Dalam proses ini, beberapa ahli Cognitive Behavior memiliki pendapat bahwa
masa lalu tidak perlu menjadi focus penting dalam terapi, karenanya cognitive behavior
lebih banyak bekerja pada status kognitif masa kini untuk dirubah dari negative menjadi
positif. Sementara sebagian ahli lain berusaha menghargai masa lalu sebagai bagian dari
hidup klien dan mencoba membuat klien menerima masa lalunya, untuk tetap melakukan
perubahan pada pola pikir masa kini demi mencapai perubahan untuk masa yang akan
datang.
Prinsip 3
Dalam pelayanan terapi, CBT lebih menekankan kepada masa kini dari pada masa
lalu, namun bukan berarti mengabaikan masa lalu How to charge present then
future.
Hubungan terapeutik
Terapis diharapkan mampu berfungsi sebagai guru dank lien sebagai murid,
dimana terapis bersikap direktif dan mengajarkan klien mekanisme SKR (Stimulus
Kognisi Respon) yang baru untuk mengubah struktur kognitif mereka.
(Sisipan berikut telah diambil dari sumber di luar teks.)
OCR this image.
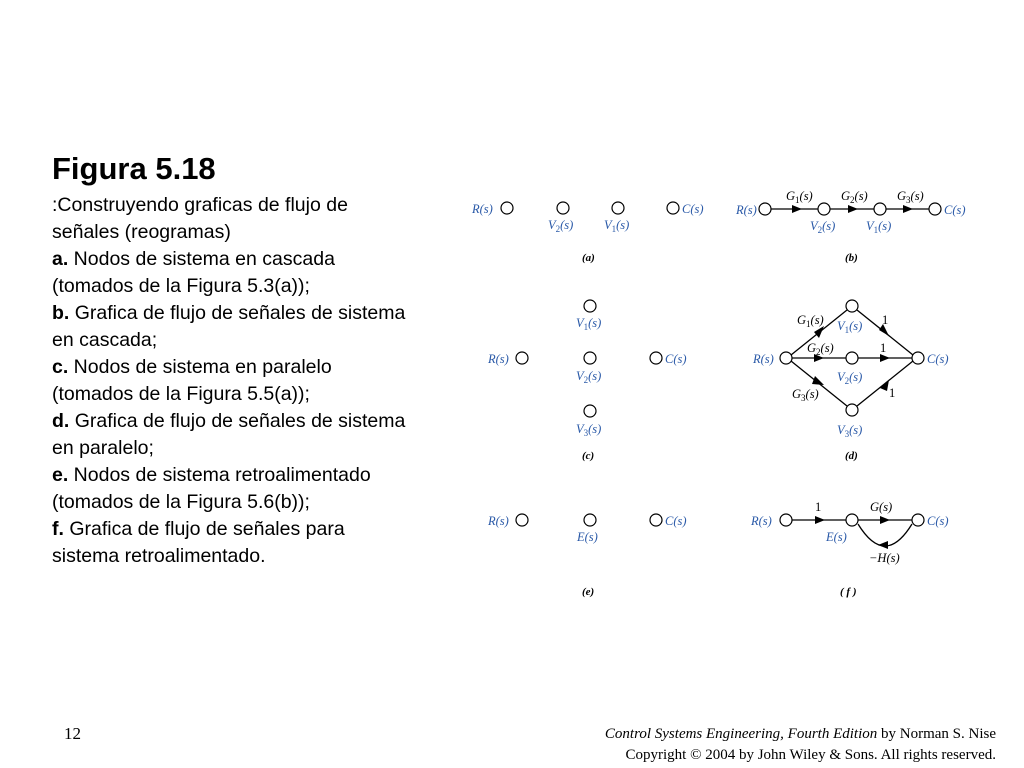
Figura 5.18

:Construyendo graficas de flujo de señales (reogramas)

a. Nodos de sistema en cascada (tomados de la Figura 5.3(a));

b. Grafica de flujo de señales de sistema en cascada;

c. Nodos de sistema en paralelo (tomados de la Figura 5.5(a));

d. Grafica de flujo de señales de sistema en paralelo;

e. Nodos de sistema retroalimentado (tomados de la Figura 5.6(b));

f. Grafica de flujo de señales para sistema retroalimentado.

R(s)
$V_2(s)$ $V_1(s)$
C(s)
(a)
R(s)
$G_1(s)$ $G_2(s)$ $G_3(s)$
$V_2(s)$ $V_1(s)$
C(s)
(b)
$V_1(s)$
R(s)
$V_2(s)$
C(s)
$V_3(s)$
(c)
R(s)
$G_1(s)$ $V_1(s)$
$G_2(s)$
$V_2(s)$
$G_3(s)$
$V_3(s)$
C(s)
1
1
1
(d)
R(s)
E(s)
C(s)
(e)
R(s)
1	G(s)
C(s)
E(s)
−H(s)
( f )
12	Control Systems Engineering, Fourth Edition by Norman S. Nise
Copyright © 2004 by John Wiley & Sons. All rights reserved.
Terapis juga
diharapkan mampu menolong klien dalam menentukan keyakinan yang salah dan
membuka alternative lain untuk melanjutkan kehidupannya. Jaringan SKR negative
secara bertahap dimodifikasi menjadi jaringan SKR positif, dengan menggunakan variasi
teknik-teknik terapi yang sesuai dengan kebutuhan klien.
Fenomena yang umum terjadi dalam situasi psikoterapi tentang hubungan antara
terapis dank lien, mudah terjadi pula dalam terapi Cognotif Behavior, dimana klien
menjadi sangat tergantung kepada terapis, bahkan berkembang menjadi transference –
dimana klien menjadi terikat secar emosional dengan terapisnya. Oleh karena itu terapis
diharapkan dapat mempersiapkan tindakan-tindakan professional untuk mengatasi hal ini.
Dukungan dan semangat yang diberikan terapis kepada klien untuk melanjutkan
mekanisme pembentukan SKR positif dalam proses penyelesain masalahnya yang lain,
diharapkan dapat menjadi ketrampilan baru klien agar tidak selalu tergantung kepada
terapisnya.
Teknik Terapi
Berbagai variasi teknik perubahan kognisi, emosi dan tingkah laku menjadi sarana
psikoterapi yang penting dalam Cognitive Behavior. Metode ini berkembang sesuai
keutuhan klien, dimana terapis bersikap aktif, direktif, terbatas waktu, berstruktur, dan
berpusat pada masa kini. Teknik ini menyanggah keyakinan irrasional klien dengan
menggunakan pekerjaan rumah, mengumpulkan data asumsi-asumsi negative, mencatat
aktivitas, membentuk interpretasi yang berbeda, belajar keahlian menyelesaikan maslah,
merubah pola piker dan pola bicara, berimajinasi, dan secara kuat menentang keyakinan
yang salah.
Proses Terapi
Menurut teori Cognitive Behavior yang asli, terapi Cognitive Behavior memerlukan
sedikitnya 12 sesi pertemuan, yang secara sistematis dan terencana, meliputi :
Namun berdasarkan pengalaman praktek yang terjadi, jumlah 12 sessi menjadi sangat
sulit untuk dilakukan di Indonesia karena proses terapi menjadi :
1. Terlalu lama, sementara klien mengharapkan hasil yang dapat segera dirasakan
manfaatnya.
2. Terlalu mahal, karena 12 sessi berarti sedikitnya 12 jam kunjungan terapi, sementara
dalam masyarakat umumnya pengeluaran dana untuk terapi masih dianggap sebagai
pemenuhan kebutuhan tersier
3. Terlalu rumit, dimana klien yang mengalami gangguan umumnya datang
berkonsultasi dalam kondisi pikiran yang sudah begitu berat, sehingga tidak mampu
lagi mengikutii program terapi yang merepotkan atau karena kapasitas intelegensi dan
emosinya terbatas
4. Membosankan, karena kemajuan dan perkembangan terapi menjadi sedikit demi
sedikit
5. Menurunkan keyakinan klien akan kemampuan terapisnya, antara lain karena alas an-
alasan yang telah disebutkan diatas, yang dapat berakibat kepada kegagalan terapi.